Every child of the 90’s remembers the legendarily corny Mentos ads, specifically how in every single one of them someone was faced with impending disaster only for them to come out on top simply by popping a refreshing Italian-Dutch candy. They implied that by taking just one, someone would become an instant problem-solving genius, sort of like the Limitless pill but mintier.

Well, I’m here to tell you that’s all bullshit because I popped one during divorce court in a last-ditch effort to keep custody of my kids and I still lost.

Before anyone starts lecturing me (especially if you’re my ex-wife) about not taking a custody battle seriously, just know that I had the odds stacked against me from the start.
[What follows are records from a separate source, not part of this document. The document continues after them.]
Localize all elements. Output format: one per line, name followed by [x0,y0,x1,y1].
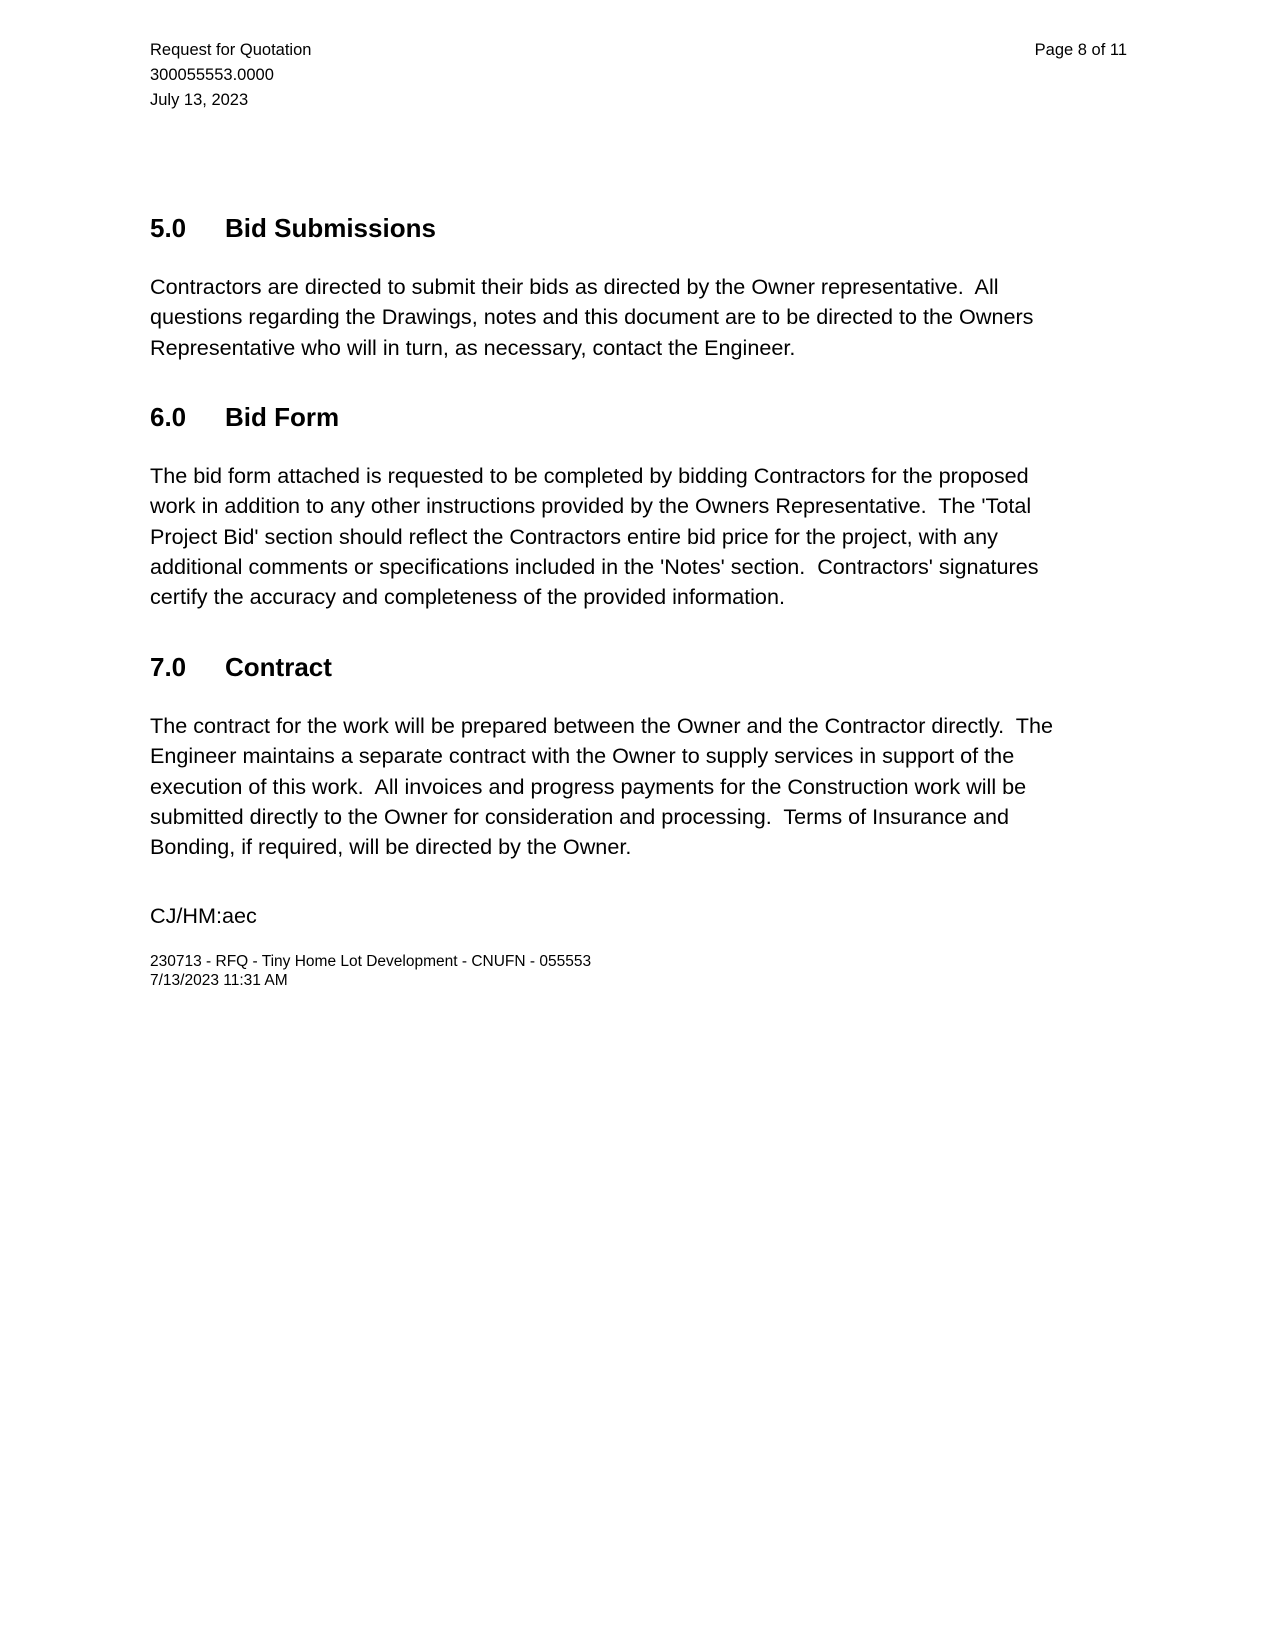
section-title: Bid Submissions [225,213,436,243]
section-body-contract [150,711,1150,862]
section-heading-contract [150,651,332,683]
document-type: Request for Quotation [150,41,312,59]
text-line: submitted directly to the Owner for consideration and processing. Terms of Insurance and [150,803,1009,829]
section-body-bid-submissions [150,272,1150,363]
text-line: Project Bid' section should reflect the Contractors entire bid price for the project, with any [150,523,998,549]
document-date: July 13, 2023 [150,91,249,109]
text-line: work in addition to any other instructions provided by the Owners Representative. The 'Total [150,493,1032,519]
section-number: 5.0 [150,213,187,243]
footer-timestamp: 7/13/2023 11:31 AM [150,971,288,989]
text-line: questions regarding the Drawings, notes and this document are to be directed to the Owners [150,304,1034,330]
text-line: Bonding, if required, will be directed by the Owner. [150,834,632,860]
document-footer [150,953,591,990]
text-line: execution of this work. All invoices and progress payments for the Construction work will be [150,773,1027,799]
text-line: The contract for the work will be prepared between the Owner and the Contractor directly. The [150,713,1053,738]
section-body-bid-form [150,461,1150,612]
section-title: Bid Form [225,402,340,432]
page-header-left [150,38,311,113]
page-number: Page 8 of 11 [1034,41,1127,59]
footer-file-name: 230713 - RFQ - Tiny Home Lot Development - CNUFN - 055553 [150,953,592,970]
text-line: additional comments or specifications included in the 'Notes' section. Contractors' signatures [150,553,1039,579]
section-number: 7.0 [150,652,187,682]
text-line: Representative who will in turn, as necessary, contact the Engineer. [150,334,796,360]
text-line: certify the accuracy and completeness of the provided information. [150,584,785,610]
section-heading-bid-submissions [150,212,436,244]
text-line: Contractors are directed to submit their bids as directed by the Owner representative. All [150,274,999,299]
project-number: 300055553.0000 [150,66,274,84]
text-line: The bid form attached is requested to be completed by bidding Contractors for the proposed [150,463,1029,488]
author-initials: CJ/HM:aec [150,903,257,928]
section-number: 6.0 [150,402,187,432]
section-heading-bid-form [150,401,339,433]
text-line: Engineer maintains a separate contract with the Owner to supply services in support of the [150,743,1015,769]
section-title: Contract [225,652,332,682]
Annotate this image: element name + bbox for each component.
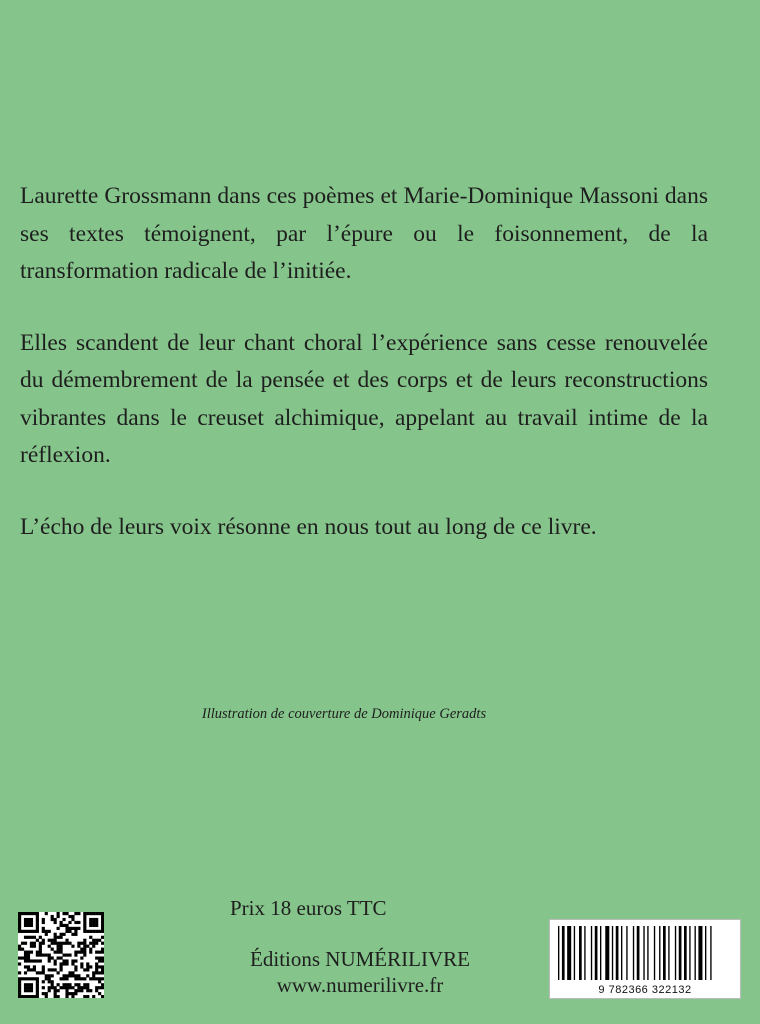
blurb-paragraph-2: Elles scandent de leur chant choral l’expérience sans cesse renouvelée du démembrement de la pensée et des corps et de leurs reconstructions vibrantes dans le creuset alchimique, appelant au travail intime de la réflexion.	[20, 329, 708, 468]
publisher-block	[150, 946, 570, 998]
publisher-website: www.numerilivre.fr	[276, 973, 444, 997]
blurb-paragraph-3: L’écho de leurs voix résonne en nous tout au long de ce livre.	[20, 513, 597, 540]
qr-code-icon	[18, 912, 104, 998]
publisher-name: Éditions NUMÉRILIVRE	[250, 947, 470, 971]
isbn-digits: 9 782366 322132	[598, 984, 692, 996]
back-cover-blurb	[20, 178, 708, 580]
blurb-paragraph-1: Laurette Grossmann dans ces poèmes et Marie-Dominique Massoni dans ses textes témoignent, par l’épure ou le foisonnement, de la transformation radicale de l’initiée.	[20, 183, 708, 284]
price-label: Prix 18 euros TTC	[230, 896, 387, 920]
illustration-credit: Illustration de couverture de Dominique Geradts	[201, 706, 487, 722]
barcode-icon	[549, 919, 741, 999]
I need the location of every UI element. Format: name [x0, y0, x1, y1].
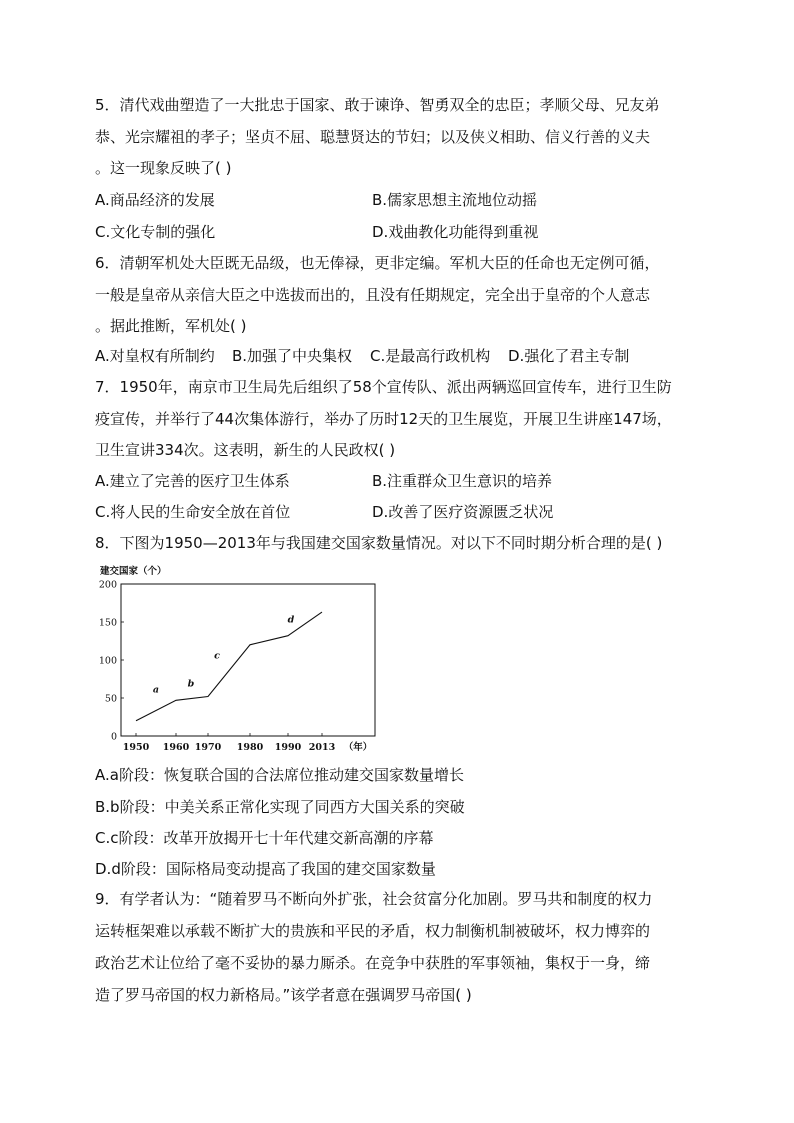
q8-option-a: A.a阶段：恢复联合国的合法席位推动建交国家数量增长 [95, 766, 464, 784]
q6-line-3: 。据此推断，军机处( ) [95, 317, 247, 335]
q9-line-4: 造了罗马帝国的权力新格局。”该学者意在强调罗马帝国( ) [95, 986, 472, 1004]
q5-line-1: 5．清代戏曲塑造了一大批忠于国家、敢于谏诤、智勇双全的忠臣；孝顺父母、兄友弟 [95, 96, 660, 114]
q7-line-2: 疫宣传，并举行了44次集体游行，举办了历时12天的卫生展览，开展卫生讲座147场， [95, 410, 672, 428]
q6-option-b: B.加强了中央集权 [232, 347, 353, 365]
q7-option-c: C.将人民的生命安全放在首位 [95, 503, 291, 521]
segment-label-a: a [152, 684, 160, 696]
x-tick-label: 2013 [308, 742, 336, 753]
q7-option-b: B.注重群众卫生意识的培养 [372, 472, 553, 490]
x-tick-label: 1960 [162, 742, 190, 753]
x-tick-label: 1950 [122, 742, 150, 753]
q8-line-1: 8．下图为1950—2013年与我国建交国家数量情况。对以下不同时期分析合理的是( ) [95, 534, 663, 552]
q5-option-d: D.戏曲教化功能得到重视 [372, 223, 539, 241]
y-tick-label: 150 [98, 617, 117, 629]
segment-label-d: d [287, 614, 295, 626]
q5-line-3: 。这一现象反映了( ) [95, 159, 232, 177]
series-line [136, 612, 322, 721]
x-tick-label: 1970 [194, 742, 222, 753]
q7-option-d: D.改善了医疗资源匮乏状况 [372, 503, 554, 521]
q8-option-d: D.d阶段：国际格局变动提高了我国的建交国家数量 [95, 860, 436, 878]
q6-line-1: 6．清朝军机处大臣既无品级，也无俸禄，更非定编。军机大臣的任命也无定例可循， [95, 254, 660, 272]
diplomatic-relations-chart [90, 560, 390, 760]
q7-option-a: A.建立了完善的医疗卫生体系 [95, 472, 290, 490]
q9-line-2: 运转框架难以承载不断扩大的贵族和平民的矛盾，权力制衡机制被破坏，权力博弈的 [95, 922, 651, 940]
q5-option-a: A.商品经济的发展 [95, 191, 215, 209]
q7-line-3: 卫生宣讲334次。这表明，新生的人民政权( ) [95, 441, 396, 459]
plot-frame [121, 584, 375, 736]
q9-line-1: 9．有学者认为：“随着罗马不断向外扩张，社会贫富分化加剧。罗马共和制度的权力 [95, 890, 653, 908]
q6-option-a: A.对皇权有所制约 [95, 347, 215, 365]
y-axis-label: 建交国家（个） [100, 566, 167, 577]
x-axis-label: （年） [343, 742, 373, 753]
q5-option-b: B.儒家思想主流地位动摇 [372, 191, 538, 209]
y-tick-label: 50 [104, 693, 117, 705]
y-tick-label: 100 [98, 655, 117, 667]
segment-label-b: b [187, 678, 195, 690]
y-tick-label: 0 [110, 731, 117, 743]
x-tick-label: 1990 [274, 742, 302, 753]
x-tick-label: 1980 [236, 742, 264, 753]
q7-line-1: 7．1950年，南京市卫生局先后组织了58个宣传队、派出两辆巡回宣传车，进行卫生防 [95, 378, 672, 396]
q5-line-2: 恭、光宗耀祖的孝子；坚贞不屈、聪慧贤达的节妇；以及侠义相助、信义行善的义夫 [95, 128, 651, 146]
q6-option-d: D.强化了君主专制 [508, 347, 630, 365]
q9-line-3: 政治艺术让位给了毫不妥协的暴力厮杀。在竞争中获胜的军事领袖，集权于一身，缔 [95, 954, 651, 972]
segment-label-c: c [214, 650, 220, 662]
q5-option-c: C.文化专制的强化 [95, 223, 216, 241]
q6-option-c: C.是最高行政机构 [370, 347, 491, 365]
y-tick-label: 200 [98, 579, 117, 591]
q6-line-2: 一般是皇帝从亲信大臣之中选拔而出的，且没有任期规定，完全出于皇帝的个人意志 [95, 286, 651, 304]
q8-option-b: B.b阶段：中美关系正常化实现了同西方大国关系的突破 [95, 798, 465, 816]
q8-option-c: C.c阶段：改革开放揭开七十年代建交新高潮的序幕 [95, 829, 434, 847]
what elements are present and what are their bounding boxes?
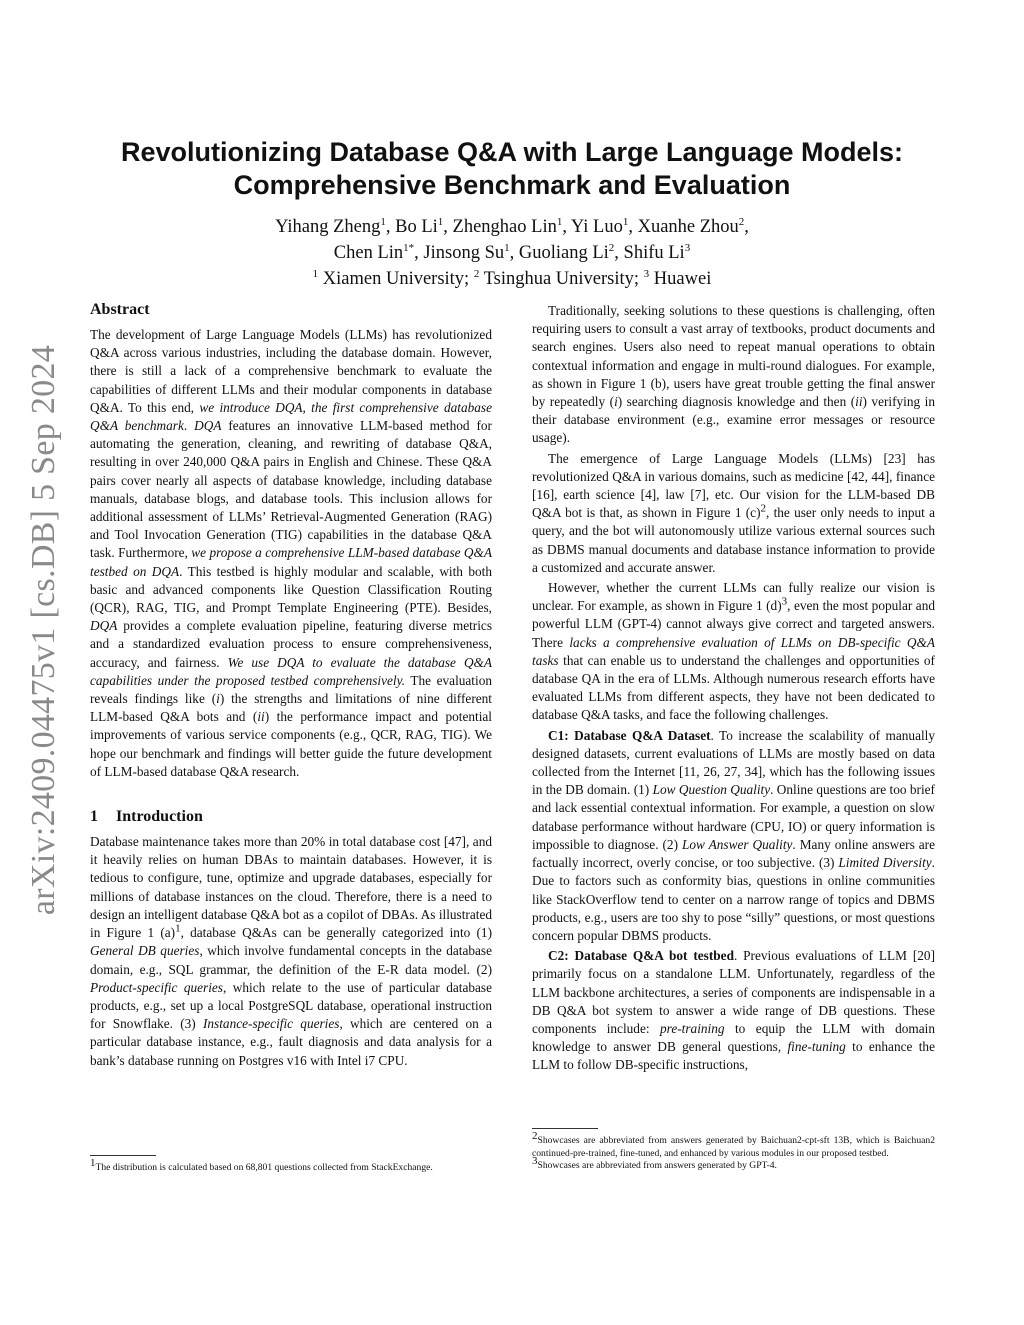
left-column — [90, 300, 492, 1070]
paper-title-line2: Comprehensive Benchmark and Evaluation — [233, 170, 791, 200]
affiliation-name: Huawei — [649, 269, 712, 289]
author-name: Shifu Li — [623, 243, 685, 263]
footnote-rule — [532, 1128, 598, 1129]
right-column — [532, 302, 935, 1077]
affiliations: $^1$ Xiamen University; $^2$ Tsinghua University; $^3$ Huawei — [312, 267, 712, 289]
paragraph-llm-vision: The emergence of Large Language Models (LLMs) [23] has revolutionized Q&A in various domains, such as medicine [42, 44], finance [16], earth science [4], law [7], etc. Our vision for the LLM-based DB Q&A bot is that, as shown in Figure 1 $(c)^2$, the user only needs to input a query, and the bot will autonomously utilize various external sources such as DBMS manual documents and database instance information to provide a customized and accurate answer. — [532, 450, 935, 575]
author-name: Bo Li — [395, 217, 438, 237]
author-name: Chen Lin — [333, 243, 404, 263]
author-name: Yi Luo — [570, 217, 623, 237]
author-name: Zhenghao Lin — [452, 217, 557, 237]
section-number: 1 — [90, 808, 98, 826]
footnote-1: $^1$The distribution is calculated based on 68,801 questions collected from StackExchange. — [90, 1156, 433, 1173]
author-line-1: Yihang Zheng$^1$, Bo Li$^1$, Zhenghao Lin$^1$, Yi Luo$^1$, Xuanhe Zhou$^2$, — [275, 215, 749, 237]
author-line-2: Chen Lin$^{1*}$, Jinsong Su$^1$, Guoliang Li$^2$, Shifu Li$^3$ — [333, 241, 691, 263]
intro-paragraph: Database maintenance takes more than 20% in total database cost [47], and it heavily relies on human DBAs to maintain databases. However, it is tedious to configure, tune, optimize and upgrade databases, especially for millions of database instances on the cloud. Therefore, there is a need to design an intelligent database Q&A bot as a copilot of DBAs. As illustrated in Figure 1 $(a)^1$, database Q&As can be generally categorized into (1) General DB queries, which involve fundamental concepts in the database domain, e.g., SQL grammar, the definition of the E-R data model. (2) Product-specific queries, which relate to the use of particular database products, e.g., set up a local PostgreSQL database, operational instruction for Snowflake. (3) Instance-specific queries, which are centered on a particular database instance, e.g., fault diagnosis and data analysis for a bank’s database running on Postgres v16 with Intel i7 CPU. — [90, 834, 493, 1068]
footnote-3: $^3$Showcases are abbreviated from answers generated by GPT-4. — [532, 1155, 777, 1172]
author-name: Guoliang Li — [518, 243, 609, 263]
abstract-heading: Abstract — [90, 301, 150, 318]
affiliation-name: Xiamen University; — [318, 269, 474, 289]
paragraph-challenge-c2: C2: Database Q&A bot testbed. Previous evaluations of LLM [20] primarily focus on a standalone LLM. Unfortunately, regardless of the LLM backbone architectures, a series of components are indispensable in a DB Q&A bot system to answer a wide range of DB questions. These components include: pre-training to equip the LLM with domain knowledge to answer DB general questions, fine-tuning to enhance the LLM to follow DB-specific instructions, — [532, 948, 935, 1073]
affiliation-name: Tsinghua University; — [479, 269, 644, 289]
paper-title — [60, 136, 964, 202]
footnote-rule — [90, 1155, 156, 1156]
paper-title-line1: Revolutionizing Database Q&A with Large Language Models: — [120, 137, 904, 167]
paragraph-traditional-search: Traditionally, seeking solutions to these questions is challenging, often requiring users to consult a vast array of textbooks, product documents and search engines. Users also need to repeat manual operations to obtain contextual information and engage in multi-round dialogues. For example, as shown in Figure 1 (b), users have great trouble getting the final answer by repeatedly (i) searching diagnosis knowledge and then (ii) verifying in their database environment (e.g., examine error messages or resource usage). — [532, 303, 935, 446]
introduction-heading — [90, 807, 492, 827]
paragraph-evaluation-gap: However, whether the current LLMs can fully realize our vision is unclear. For example, as shown in Figure 1 $(d)^3$, even the most popular and powerful LLM (GPT-4) cannot always give correct and targeted answers. There lacks a comprehensive evaluation of LLMs on DB-specific Q&A tasks that can enable us to understand the challenges and opportunities of database QA in the era of LLMs. Although numerous research efforts have evaluated LLMs from different aspects, they have not been dedicated to database Q&A tasks, and face the following challenges. — [532, 580, 936, 723]
abstract-text: The development of Large Language Models (LLMs) has revolutionized Q&A across various industries, including the database domain. However, there is still a lack of a comprehensive benchmark to evaluate the capabilities of different LLMs and their modular components in database Q&A. To this end, we introduce DQA, the first comprehensive database Q&A benchmark. DQA features an innovative LLM-based method for automating the generation, cleaning, and rewriting of database Q&A, resulting in over 240,000 Q&A pairs in English and Chinese. These Q&A pairs cover nearly all aspects of database knowledge, including database manuals, database blogs, and database tools. This inclusion allows for additional assessment of LLMs’ Retrieval-Augmented Generation (RAG) and Tool Invocation Generation (TIG) capabilities in the database Q&A task. Furthermore, we propose a comprehensive LLM-based database Q&A testbed on DQA. This testbed is highly modular and scalable, with both basic and advanced components like Question Classification Routing (QCR), RAG, TIG, and Prompt Template Engineering (PTE). Besides, DQA provides a complete evaluation pipeline, featuring diverse metrics and a standardized evaluation process to ensure comprehensiveness, accuracy, and fairness. We use DQA to evaluate the database Q&A capabilities under the proposed testbed comprehensively. The evaluation reveals findings like (i) the strengths and limitations of nine different LLM-based Q&A bots and (ii) the performance impact and potential improvements of various service components (e.g., QCR, RAG, TIG). We hope our benchmark and findings will better guide the future development of LLM-based database Q&A research. — [90, 327, 493, 779]
footnote-2: $^2$Showcases are abbreviated from answers generated by Baichuan2-cpt-sft 13B, which is Baichuan2 continued-pre-trained, fine-tuned, and enhanced by various modules in our proposed testbed. — [532, 1129, 935, 1159]
section-title: Introduction — [116, 808, 203, 826]
author-name: Xuanhe Zhou — [637, 217, 739, 237]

I happened to throw up last night’s bourbon at the start of the hearing wearing clothes I had worn for three days strait. It was like the universe didn’t want me to have my kids!

I figured popping a minty treat to cover up the smell of bile, along with a wry smile, could give me the insight to argue my case before the state. Clearly, it wasn’t enough for the judge to overlook the fact I spent my kids’ school clothes money on OnlyFans models.

The commercials made it look so easy! Just eat one and you can improvise your way out of any inconvenience and live happily ever after. But when I do it, I’m an irredeemable father and my alimony is doubled. What’s the statute of limitations on suing for false advertisement, or that they taste like old peppermint gum and glue? I’m sure there’s a judge in this courthouse willing to hear that case.

I don’t think I’m the only one who assumed eating a Mentos would easily disprove accusations of child endangerment. This is what I get for buying them in bulk instead of spending that money on a decent attorney! They were in a Foo Fighters video for fucks sake and they’ve never lied to me before!

In hindsight, it was stupid of me to think a breath mint would suddenly give me enough charisma to convince the judge that leaving my kids at the dog racing track doesn’t count as gross negligence. Though I wonder if there’s some other confection out there that could make me look like a decent father? I have another hearing about child support. York Peppermint Patty, don’t fail me now!